HOLLAND, Mich. (WOOD) — Rachel Hutchinson sees something much different in the patchy grass and dirt at 285 W. 36th Street in Holland.
As she walks along the newly paved road, lined by “under construction” yard signs, she sees the same hope she saw in a similar vacant lot 22 years ago.
“I see kids playing. I see kids having a home base, somewhere they can always come back to. And stability,” Hutchinson said.
In 1999, Hutchinson was a single mom, working a factory job, living in a run down apartment, trying to make it through the day — every day. Despite advice from those around her, she applied for a Lakeshore Habitat for Humanity and was approved.
“I got the letter and collapsed on the floor crying, which I still have my letter framed in my house now. It meant that I was gonna provide for my son what … I didn’t know that I’d be able to a month earlier. And he needed that,” Hutchinson said. “He needed his room. The room where we lived, we lived in an apartment, the building was built in the (1800s). It was a slum, the landlord didn’t care. He slept in what was kind of the dining room. I just had to convert into a nursery … and this was gonna be his home.”
This past year, Hutchinson wrote the final check on the mortgage for that house. She owns it outright and now has her grandkids over to stay in the same room that her son once called his own. She’s started her own business, gone back to school and spent time on herself. All of it she credits to the support from Lakeshore Habitat for Humanity.
“I don’t think I ever would’ve gotten ahead, not on my own. There would have to be an outside force,” Hutchinson said. “Getting connected with Habitat started the ball rolling for my son’s future, for my future. To be able to think of what I wanted to do for myself, not just my kids and my walk and faith. I mean, it all started with my connection with Habitat.”
It’s a connection that she now shares with others through her work on the board of directors. The organization has undertaken their largest project, Vista Green Development. Vista Green will be 42 affordable homes in a single neighborhood. Eighteen of those will be Habitat homes, the other 24 will be Jubilee Ministries homes. Together they hope to grow a community that once thought homeownership was not part of the picture.
“The need is so great for affordable home ownership. Houses that are under ($200,000 to $250,000) is what people need around this area and we don’t have it,” Don Wilkinson, executive director of Lakeshore Habitat for Humanity, said. “Right now Habitat and Jubilee are the only two organizations that are building anything like that.”
Apart from being its largest under taking, the project will create a unique neighborhood experience with all of the homes facing inward to promote neighbors creating meaningful relationships with each other.

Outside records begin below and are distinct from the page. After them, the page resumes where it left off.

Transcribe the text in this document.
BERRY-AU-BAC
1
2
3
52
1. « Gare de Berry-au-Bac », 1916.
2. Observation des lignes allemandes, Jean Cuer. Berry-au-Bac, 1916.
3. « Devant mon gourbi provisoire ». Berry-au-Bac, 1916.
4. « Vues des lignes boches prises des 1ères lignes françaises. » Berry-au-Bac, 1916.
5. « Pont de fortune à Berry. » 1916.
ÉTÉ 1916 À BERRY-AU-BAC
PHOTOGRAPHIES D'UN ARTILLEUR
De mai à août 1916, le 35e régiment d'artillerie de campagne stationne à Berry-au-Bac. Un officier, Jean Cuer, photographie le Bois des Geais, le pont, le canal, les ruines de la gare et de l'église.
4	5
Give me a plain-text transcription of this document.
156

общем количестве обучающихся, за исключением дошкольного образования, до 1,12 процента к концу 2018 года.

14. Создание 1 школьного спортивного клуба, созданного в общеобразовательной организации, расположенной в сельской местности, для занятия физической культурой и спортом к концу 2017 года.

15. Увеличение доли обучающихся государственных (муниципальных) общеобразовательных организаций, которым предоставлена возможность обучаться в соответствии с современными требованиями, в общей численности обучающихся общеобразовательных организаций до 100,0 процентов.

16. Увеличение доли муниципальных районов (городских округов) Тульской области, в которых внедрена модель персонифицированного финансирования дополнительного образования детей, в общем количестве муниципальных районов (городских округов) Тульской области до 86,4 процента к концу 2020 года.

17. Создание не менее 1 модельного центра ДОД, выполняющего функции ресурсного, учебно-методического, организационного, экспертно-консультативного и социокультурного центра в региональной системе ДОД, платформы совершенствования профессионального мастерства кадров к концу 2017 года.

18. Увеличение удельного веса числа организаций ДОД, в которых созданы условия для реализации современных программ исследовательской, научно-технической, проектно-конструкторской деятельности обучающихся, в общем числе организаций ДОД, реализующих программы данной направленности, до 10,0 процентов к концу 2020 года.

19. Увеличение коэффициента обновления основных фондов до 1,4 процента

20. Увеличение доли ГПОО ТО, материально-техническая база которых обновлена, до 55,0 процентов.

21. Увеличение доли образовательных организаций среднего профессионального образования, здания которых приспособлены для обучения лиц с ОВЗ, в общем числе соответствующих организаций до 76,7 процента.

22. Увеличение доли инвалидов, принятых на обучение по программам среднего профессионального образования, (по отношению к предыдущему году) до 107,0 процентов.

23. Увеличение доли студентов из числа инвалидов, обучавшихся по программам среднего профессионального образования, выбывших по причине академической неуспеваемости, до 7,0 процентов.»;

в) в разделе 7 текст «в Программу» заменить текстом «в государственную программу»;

“We don’t do this for fame or glory, we do this for families, we do this for the kids that have got a stable place to come home to after school, kids that’ll have a room to do their homework in,” Wilkinson said. “We’re also planning on a playscape here that Outdoor Discovery Center is gonna help us build. And when we do that it’ll be a place where kids, they have their best friends in the neighborhood that they can run around with, that they can play with and they can be a part of it. It’s just, to me, it’s just so exciting and just makes us feel like we’re doing work worth doing.”
Wilkinson said work like this wouldn’t be possible without strong community partners to help sponsor their efforts. For the premier sponsor, LG Energy Solution Michigan, Vista Greens isn’t just helping fund the work, its welcoming new neighbors.
“Vista Greens is located just around three miles from our facility,” LGESMI communication manager Val Gent said. “We are all about building a sustainable future and I think that Habitat for Humanity is all about making lives better in the future, especially for homeowners and children. I’ve seen some stats that actually say that their children’s lives improve when they become homeowners and I think that that’s incredible.”
Gent said her team at LG Energy Solution Michigan will hopefully not only be supporting the project with funding but will also be rolling up their sleeves and helping build some of the 42 homes.
“We’re committing ourselves with support that we’re going to show up and hopefully be part of the builds in the future, which I think will be really great to get our hands dirty and try to help those in need,” Gent said.
To celebrate the project, there’s a block party celebration happening in the neighborhood where those homes will soon stand. Everyone is invited to come out and support the community around them for a night of free family activities from 6 p.m. to 8 p.m. on Tuesday. There will be carnival games, a fire truck, balloons, face painting, magicians and more.
“We’re a construction company first and foremost and we really would like to have a block party to celebrate the neighborhood, to celebrate this area,” Wilkinson said. “You know, if you look around, we’ve got sidewalks all the way around this neighborhood. We want the neighbors to come and be a part of it. We want them to walk around here on the paths and really join in what we’re creating.”
They want the neighbors to join that same hope that Hutchinson saw in the seeds and to see the difference it makes when community collaborates with a watering of support.
“The people in Habitat make all the difference, the people that work for Habitat and with Habitat,” Hutchinson said “It’s not something that you’re given, you work to earn this house and then, they don’t walk away, they walk with you through it.”